Keluarga jenazah yang meninggal akibat wabah virus corona jenis baru penyebab Covid-19 membutuhkan dukungan dari warga, bukan penolakan. Belakangan marak warga yang menolak jenazah pasien corona untuk dimakamkan di wilayahnya.
semarak.co -Psikolog Dompet Dhuafa Maya Sita Darlina mengatakan Pada tiap-tiap individu yang bisa dilakukan adalah fokus pada apa yang bisa dilakukan secara pribadi sesuai protokol kesehatan yang ditentukan.
“Masing-masing menurut saya perlu fokus pada acuan aturan atau protokol yang sudah disediakan pemerintah,” kata Maya Sita melalui pesan tertulis di Jakarta, Jumat (17/4/2020).

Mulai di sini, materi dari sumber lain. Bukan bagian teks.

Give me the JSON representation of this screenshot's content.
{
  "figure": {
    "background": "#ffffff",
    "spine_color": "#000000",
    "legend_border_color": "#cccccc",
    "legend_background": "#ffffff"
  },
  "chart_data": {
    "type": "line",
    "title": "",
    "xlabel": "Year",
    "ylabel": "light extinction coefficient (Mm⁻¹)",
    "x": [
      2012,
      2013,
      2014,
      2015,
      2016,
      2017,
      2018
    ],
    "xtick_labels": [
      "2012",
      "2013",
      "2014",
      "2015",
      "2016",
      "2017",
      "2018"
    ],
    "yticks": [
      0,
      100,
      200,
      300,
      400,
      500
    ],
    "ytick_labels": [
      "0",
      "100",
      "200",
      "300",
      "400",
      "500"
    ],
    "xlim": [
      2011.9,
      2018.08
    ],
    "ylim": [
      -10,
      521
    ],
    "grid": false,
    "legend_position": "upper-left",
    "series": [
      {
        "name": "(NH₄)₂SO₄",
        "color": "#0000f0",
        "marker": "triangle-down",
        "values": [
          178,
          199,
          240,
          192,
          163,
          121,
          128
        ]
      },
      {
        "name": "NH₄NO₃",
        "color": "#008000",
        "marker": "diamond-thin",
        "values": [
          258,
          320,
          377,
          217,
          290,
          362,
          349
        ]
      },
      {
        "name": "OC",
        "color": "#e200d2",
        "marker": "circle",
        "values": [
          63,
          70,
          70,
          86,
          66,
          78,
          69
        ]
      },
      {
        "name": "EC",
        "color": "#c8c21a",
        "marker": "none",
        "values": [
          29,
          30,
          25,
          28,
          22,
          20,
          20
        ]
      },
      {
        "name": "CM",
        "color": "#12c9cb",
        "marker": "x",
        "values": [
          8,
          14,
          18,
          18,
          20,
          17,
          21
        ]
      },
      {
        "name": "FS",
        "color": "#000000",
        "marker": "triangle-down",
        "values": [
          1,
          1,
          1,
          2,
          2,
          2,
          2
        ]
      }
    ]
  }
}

Kalau sejak penanganan perlu treatment khusus, lanjut Maya, maka sebaiknya masyarakat tidak ambil langkah sendiri yang gegabah sehingga tidak menjadi sumber masalah baru.
Ketika menolak jenazah yang akan dimakamkan, nilai Maya, cobalah bayangkan saja bagaimana rumitnya diri kita jika itu terjadi pada keluarga kita sendiri. “Sudah stres, lelah, pada saat akhir pun menemui masalah,” katanya.
Di tengah kesimpangsiuran informasi, warga disarankan untuk berkonsultasi dengan RT/RW setempat, kemudian berkoordinasi juga dengan aparat yang berwenang.
Warga, kata dia, perlu memberikan dukungan terbaiknya kepada keluarga yang ditinggalkan dengan tetap mengikuti protokol kesehatan sehingga tetap aman dan tidak membahayakan lingkungan.
“Misalnya jika diperlukan, warga bisa melakukan penyemprotan di rumah duka. Tentu perlu pendekatan yang wajar agar (keluarga tersebut) tidak tersinggung. Di tengah suasana duka dan banyak keterbatasan, warga dapat menyampaikan rasa empatinya melalui media teknologi yang tersedia,” terangnya.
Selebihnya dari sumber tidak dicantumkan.